By distribution, NGHC includes green ammonia. Produced with green hydrogen and ambient nitrogen, green ammonia (chemical formula H3N) can be used as-is for fertilizer and other industrial products, or cracked to release hydrogen gas at the user end. The underlying idea is that ammonia is more economical to transport by ship, compared to hydrogen gas.
The new hydrogen facility is designed to produce 600 tonnes (about 661 US tons) of green ammonia per day. NGHC has not posted an update on its website since June of 2025, but Air Products has indicated that all is going to plan. Earlier this morning, the company announced that it is taking the final steps to nail down a marketing and distribution agreement with the Norway-based global firm Yara, as off-takers for ammonia produced by the green hydrogen project.
…Bad New For Green Hydrogen In The USA
The off-take agreement was not the only news. In the same announcement, Air Products advised everyone that it is pulling out of low-carbon hydrogen projects in the US. That includes the proposed Louisiana Clean Energy Complex, which despite its name was not a renewable energy project.

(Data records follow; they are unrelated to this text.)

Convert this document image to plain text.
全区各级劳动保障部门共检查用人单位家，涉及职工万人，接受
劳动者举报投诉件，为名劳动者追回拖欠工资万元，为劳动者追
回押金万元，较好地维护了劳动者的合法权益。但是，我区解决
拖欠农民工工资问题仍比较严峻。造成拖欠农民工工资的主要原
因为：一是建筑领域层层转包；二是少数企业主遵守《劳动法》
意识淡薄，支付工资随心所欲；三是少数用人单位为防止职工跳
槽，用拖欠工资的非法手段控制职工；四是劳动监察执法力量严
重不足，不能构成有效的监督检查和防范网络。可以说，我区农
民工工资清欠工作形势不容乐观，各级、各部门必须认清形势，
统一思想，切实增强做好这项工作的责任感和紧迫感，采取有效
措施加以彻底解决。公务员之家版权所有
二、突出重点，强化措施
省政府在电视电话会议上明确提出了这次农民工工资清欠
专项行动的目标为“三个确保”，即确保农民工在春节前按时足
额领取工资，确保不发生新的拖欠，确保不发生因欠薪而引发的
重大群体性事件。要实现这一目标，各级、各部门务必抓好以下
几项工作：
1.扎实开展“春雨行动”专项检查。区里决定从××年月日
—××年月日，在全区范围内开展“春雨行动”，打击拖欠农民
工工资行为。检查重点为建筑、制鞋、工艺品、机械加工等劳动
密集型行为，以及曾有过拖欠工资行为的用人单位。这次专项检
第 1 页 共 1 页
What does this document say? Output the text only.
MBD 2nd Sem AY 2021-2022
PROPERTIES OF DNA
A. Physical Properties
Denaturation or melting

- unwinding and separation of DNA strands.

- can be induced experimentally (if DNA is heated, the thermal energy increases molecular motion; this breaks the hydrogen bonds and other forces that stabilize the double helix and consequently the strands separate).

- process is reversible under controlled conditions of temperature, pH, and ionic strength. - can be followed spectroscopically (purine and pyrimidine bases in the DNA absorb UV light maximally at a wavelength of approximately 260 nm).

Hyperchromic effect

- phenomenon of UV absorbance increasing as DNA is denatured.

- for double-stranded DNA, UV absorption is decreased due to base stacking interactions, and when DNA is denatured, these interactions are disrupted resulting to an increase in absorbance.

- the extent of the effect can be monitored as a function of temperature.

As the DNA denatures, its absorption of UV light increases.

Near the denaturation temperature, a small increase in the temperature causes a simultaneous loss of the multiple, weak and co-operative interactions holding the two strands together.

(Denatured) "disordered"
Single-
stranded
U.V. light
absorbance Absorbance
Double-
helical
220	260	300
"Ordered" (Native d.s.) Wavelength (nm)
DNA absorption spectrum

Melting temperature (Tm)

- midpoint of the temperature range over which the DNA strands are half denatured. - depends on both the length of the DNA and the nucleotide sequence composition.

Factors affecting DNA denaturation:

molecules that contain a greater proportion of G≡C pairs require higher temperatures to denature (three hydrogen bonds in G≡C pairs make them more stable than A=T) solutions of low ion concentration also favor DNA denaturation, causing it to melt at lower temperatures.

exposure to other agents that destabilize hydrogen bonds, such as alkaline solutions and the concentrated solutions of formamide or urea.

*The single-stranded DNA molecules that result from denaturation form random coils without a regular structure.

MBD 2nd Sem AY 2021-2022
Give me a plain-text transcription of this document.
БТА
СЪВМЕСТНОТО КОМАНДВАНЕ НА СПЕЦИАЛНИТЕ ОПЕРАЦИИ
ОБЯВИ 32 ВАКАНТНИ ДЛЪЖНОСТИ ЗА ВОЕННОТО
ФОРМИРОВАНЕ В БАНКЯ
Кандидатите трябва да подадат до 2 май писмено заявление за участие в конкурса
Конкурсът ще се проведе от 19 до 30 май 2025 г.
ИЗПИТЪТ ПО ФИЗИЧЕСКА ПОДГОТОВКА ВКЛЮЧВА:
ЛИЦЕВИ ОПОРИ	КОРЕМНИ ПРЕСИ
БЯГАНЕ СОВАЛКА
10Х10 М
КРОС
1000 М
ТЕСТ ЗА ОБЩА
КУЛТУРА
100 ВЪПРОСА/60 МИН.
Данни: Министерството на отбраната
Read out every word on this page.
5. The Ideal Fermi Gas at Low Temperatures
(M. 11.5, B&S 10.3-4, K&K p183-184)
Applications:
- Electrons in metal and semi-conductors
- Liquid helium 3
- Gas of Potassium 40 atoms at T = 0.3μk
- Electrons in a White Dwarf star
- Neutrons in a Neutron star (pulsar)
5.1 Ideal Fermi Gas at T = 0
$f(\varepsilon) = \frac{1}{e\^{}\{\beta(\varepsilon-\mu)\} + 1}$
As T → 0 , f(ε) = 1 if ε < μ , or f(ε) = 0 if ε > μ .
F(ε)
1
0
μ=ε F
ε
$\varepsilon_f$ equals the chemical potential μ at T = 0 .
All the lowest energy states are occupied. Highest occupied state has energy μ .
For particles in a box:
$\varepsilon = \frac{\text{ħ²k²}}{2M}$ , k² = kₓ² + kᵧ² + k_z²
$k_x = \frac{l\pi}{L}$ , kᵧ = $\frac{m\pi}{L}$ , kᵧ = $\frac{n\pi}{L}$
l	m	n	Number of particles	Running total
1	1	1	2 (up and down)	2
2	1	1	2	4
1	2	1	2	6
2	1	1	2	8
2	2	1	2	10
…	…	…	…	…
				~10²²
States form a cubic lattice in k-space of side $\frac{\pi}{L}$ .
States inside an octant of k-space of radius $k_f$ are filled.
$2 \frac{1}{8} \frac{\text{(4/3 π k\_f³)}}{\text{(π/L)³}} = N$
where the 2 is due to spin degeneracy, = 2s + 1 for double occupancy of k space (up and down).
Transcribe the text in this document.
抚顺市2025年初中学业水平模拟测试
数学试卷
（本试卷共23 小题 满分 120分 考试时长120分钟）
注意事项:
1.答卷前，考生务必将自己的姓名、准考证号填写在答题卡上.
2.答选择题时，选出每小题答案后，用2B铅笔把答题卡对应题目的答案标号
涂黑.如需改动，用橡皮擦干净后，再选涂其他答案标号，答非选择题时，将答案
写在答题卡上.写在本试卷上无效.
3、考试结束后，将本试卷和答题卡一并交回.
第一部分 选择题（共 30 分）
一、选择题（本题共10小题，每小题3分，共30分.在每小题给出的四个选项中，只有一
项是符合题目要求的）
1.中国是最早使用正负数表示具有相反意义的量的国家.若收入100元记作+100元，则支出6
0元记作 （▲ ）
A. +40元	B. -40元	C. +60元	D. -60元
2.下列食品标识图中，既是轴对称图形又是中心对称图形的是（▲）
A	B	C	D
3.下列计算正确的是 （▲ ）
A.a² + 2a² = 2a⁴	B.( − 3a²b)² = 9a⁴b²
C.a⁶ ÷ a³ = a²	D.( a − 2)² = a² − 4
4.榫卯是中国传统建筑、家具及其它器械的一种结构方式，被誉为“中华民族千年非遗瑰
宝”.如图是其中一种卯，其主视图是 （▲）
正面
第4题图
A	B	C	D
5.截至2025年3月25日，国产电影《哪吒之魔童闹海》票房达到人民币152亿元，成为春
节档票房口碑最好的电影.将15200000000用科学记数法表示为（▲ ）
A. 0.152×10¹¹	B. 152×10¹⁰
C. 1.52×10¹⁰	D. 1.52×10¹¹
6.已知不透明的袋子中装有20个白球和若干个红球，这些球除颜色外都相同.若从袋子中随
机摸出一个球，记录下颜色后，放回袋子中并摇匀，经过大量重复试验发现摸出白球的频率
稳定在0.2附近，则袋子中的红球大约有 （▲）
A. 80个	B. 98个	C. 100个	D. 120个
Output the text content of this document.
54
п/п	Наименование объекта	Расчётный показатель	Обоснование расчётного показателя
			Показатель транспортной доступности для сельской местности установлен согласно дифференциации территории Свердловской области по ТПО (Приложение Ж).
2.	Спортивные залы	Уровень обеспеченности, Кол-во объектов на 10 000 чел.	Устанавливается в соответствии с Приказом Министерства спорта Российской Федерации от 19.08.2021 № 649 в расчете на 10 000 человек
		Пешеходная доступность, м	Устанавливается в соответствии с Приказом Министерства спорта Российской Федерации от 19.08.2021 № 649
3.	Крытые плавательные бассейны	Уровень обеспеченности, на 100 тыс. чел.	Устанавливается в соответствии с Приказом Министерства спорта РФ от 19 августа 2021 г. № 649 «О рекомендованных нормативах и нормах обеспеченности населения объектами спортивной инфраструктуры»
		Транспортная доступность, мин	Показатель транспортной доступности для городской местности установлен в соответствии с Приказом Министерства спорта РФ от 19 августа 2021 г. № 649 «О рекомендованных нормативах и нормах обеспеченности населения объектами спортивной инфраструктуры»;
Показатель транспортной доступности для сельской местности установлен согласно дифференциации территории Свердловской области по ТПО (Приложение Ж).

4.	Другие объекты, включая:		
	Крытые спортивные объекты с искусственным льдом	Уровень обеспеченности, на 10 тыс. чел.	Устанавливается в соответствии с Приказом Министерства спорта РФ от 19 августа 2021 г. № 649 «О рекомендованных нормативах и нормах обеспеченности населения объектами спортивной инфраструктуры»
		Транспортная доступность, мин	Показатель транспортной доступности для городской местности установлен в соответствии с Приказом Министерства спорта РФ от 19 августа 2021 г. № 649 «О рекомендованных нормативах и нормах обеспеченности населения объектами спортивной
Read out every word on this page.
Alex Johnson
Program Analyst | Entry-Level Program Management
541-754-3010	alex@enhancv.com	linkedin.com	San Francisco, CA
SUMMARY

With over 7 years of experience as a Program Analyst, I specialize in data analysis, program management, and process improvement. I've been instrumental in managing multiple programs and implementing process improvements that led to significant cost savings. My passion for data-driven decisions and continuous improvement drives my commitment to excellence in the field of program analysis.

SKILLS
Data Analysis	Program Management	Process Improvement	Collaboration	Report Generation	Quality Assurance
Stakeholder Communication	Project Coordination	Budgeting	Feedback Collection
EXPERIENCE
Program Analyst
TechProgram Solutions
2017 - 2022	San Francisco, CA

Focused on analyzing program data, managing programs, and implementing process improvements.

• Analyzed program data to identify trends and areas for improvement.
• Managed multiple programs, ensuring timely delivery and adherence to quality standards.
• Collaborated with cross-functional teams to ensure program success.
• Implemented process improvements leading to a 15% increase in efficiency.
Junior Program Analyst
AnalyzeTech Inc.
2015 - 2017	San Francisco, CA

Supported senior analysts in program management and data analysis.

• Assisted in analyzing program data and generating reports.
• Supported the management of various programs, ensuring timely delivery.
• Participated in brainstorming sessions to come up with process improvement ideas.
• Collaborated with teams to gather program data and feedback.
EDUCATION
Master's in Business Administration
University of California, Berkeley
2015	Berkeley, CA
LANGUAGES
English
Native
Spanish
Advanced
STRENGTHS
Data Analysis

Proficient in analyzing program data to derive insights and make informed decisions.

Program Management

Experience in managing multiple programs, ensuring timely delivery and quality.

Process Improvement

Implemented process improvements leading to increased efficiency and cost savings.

LCEC was aimed at pairing natural gas with carbon capture to produce “low-carbon” hydrogen.
Air Products also used the occasion to announce that has dropped several other hydrogen projects in the US, including a green hydrogen project in Casa Grande, Arizona. Casa Grande would have produced liquid green hydrogen as a final product, with both the electrolysis and the compression systems running on renewable energy.
The focus on liquid hydrogen was meant for the zero emission transportation market in California. That was always going to be a tough row to hoe, and the Trump administration didn’t make things any easier. “These exits are being driven by challenging commercial conditions, project-specific economic factors, and slower-than-expected development in certain markets, largely hydrogen for mobility,” Air Products explains, deftly skipping over the abrupt U-turn in federal energy policy that took place when Trump returned to office for the second time last year.
Despite the obstacles, though, green hydrogen and green ammonia activity continue to bubble up in the US. Keep an eye on Minnesota, where a startup is marketing a green ammonia system aimed at producing fertilizer while making use of wind power that would otherwise be curtailed. The Massachusetts firm Electric Hydrogen has also been making some moves of late.
Meanwhile, New York-based Plug Power is among the US stakeholders seeking greener pastures for green hydrogen in other parts of the world. That includes the forthcoming H2 Hollandia project in the Netherlands, which aims to demonstrate how small scale, regional hydrogen systems can help prevent renewable energy curtailments and relieve grid congestion, too.
Photo: Two hundred and fifty-seven wind turbines and a solar farm the size of Manhattan will provide renewable energy to power the world’s largest green hydrogen plant, located in Saudi Arabia (courtesy of NGHC).